On Monday evening, President Trump announced on Twitter that “In light of the attack from the Invisible Enemy, as well as the need to protect the jobs of our GREAT American Citizens, I will be signing an Executive Order to temporarily suspend immigration into the United States!”

Last night, the text of the “Proclamation Suspending Entry of Immigrants Who Present Risk to the U.S. Labor Market During the Economic Recovery Following the COVID-19 Outbreak” was published. (Text available at https://www.whitehouse.gov/presidential-actions/proclamation-suspending-entry-immigrants-present-risk-u-s-labor-market-economic-recovery-following-covid-19-outbreak/).

This proclamation is valid for a period of 60 days from April 23, 2020, with the potential for extension beyond that period.

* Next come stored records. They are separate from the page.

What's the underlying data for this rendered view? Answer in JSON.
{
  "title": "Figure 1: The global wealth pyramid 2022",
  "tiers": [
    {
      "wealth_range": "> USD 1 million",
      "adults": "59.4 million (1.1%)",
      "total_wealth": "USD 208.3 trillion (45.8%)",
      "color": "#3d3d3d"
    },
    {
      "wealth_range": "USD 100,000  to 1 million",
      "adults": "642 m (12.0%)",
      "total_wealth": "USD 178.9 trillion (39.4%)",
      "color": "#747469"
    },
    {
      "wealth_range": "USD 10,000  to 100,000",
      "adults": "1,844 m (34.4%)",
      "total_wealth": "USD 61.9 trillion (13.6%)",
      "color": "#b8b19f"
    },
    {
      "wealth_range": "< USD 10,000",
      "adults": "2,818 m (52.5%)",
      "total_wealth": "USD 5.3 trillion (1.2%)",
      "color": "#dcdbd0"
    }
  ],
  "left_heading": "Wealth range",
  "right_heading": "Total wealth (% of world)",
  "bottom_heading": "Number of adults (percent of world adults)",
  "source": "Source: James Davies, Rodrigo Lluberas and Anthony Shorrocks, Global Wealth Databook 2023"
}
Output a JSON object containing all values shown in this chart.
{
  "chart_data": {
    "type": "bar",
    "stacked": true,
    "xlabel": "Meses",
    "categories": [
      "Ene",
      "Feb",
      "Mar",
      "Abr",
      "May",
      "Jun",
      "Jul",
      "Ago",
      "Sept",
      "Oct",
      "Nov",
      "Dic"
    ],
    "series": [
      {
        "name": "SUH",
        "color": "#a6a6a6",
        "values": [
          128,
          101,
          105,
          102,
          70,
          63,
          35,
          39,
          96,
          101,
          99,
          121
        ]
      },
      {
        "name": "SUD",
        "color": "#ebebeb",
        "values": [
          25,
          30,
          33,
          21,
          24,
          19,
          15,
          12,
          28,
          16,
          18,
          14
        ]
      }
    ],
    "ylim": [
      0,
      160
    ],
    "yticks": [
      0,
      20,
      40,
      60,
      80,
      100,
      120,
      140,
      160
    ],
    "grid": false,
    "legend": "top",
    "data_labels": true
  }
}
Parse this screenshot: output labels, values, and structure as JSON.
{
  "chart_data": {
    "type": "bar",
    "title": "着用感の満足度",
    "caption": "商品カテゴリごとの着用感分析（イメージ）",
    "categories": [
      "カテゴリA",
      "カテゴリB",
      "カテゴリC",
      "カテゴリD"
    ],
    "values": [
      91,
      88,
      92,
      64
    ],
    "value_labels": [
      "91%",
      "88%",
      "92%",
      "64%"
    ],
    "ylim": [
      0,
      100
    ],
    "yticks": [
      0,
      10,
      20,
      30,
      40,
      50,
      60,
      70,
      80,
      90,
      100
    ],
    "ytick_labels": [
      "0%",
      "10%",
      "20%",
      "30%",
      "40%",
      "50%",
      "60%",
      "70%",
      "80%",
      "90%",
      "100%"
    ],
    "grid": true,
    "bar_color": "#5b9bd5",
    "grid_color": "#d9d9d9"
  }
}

It suspends the issuance of most immigrant visas at consular posts overseas until the order expires (currently on June 22, 2020). (It does not affect people who already have green cards, those who are applying for green cards through the domestic adjustment of status process, or those who have already been issued immigrant visas, but not yet entered the United States.)

The exceptions to the proclamation (i.e., those who can still obtain immigrant visas within the next 60 days) include:

  • Spouses and children under the age of 21 of U.S. citizens, as well as certain children in the adoption process
  • Participants in the EB-5 investor visa program
  • Certain medical professionals and their immediate family members
  • U.S. Armed Forces members and their immediate family members
  • Individuals whose immigration is in the national interest or for law enforcement purposes
  • Certain Special Immigrants

The largest categories of people who will be affected by this are family members of lawful permanent residents, extended family members of U.S. citizens (e.g., parents, siblings, and adult children), diversity visa applicants, and of course, anyone who has been sponsored for the green card by an employer. Self-sponsoring people with extraordinary ability will also be affected.

Note that the proclamation also indicates that the President intends to review nonimmigrant programs within the next 30 days, so there could be further proclamations forthcoming that limit the issuance of temporary visas. However, it has been widely reported that the U.S. business community is pressuring the White House against a ban on nonimmigrant work visas.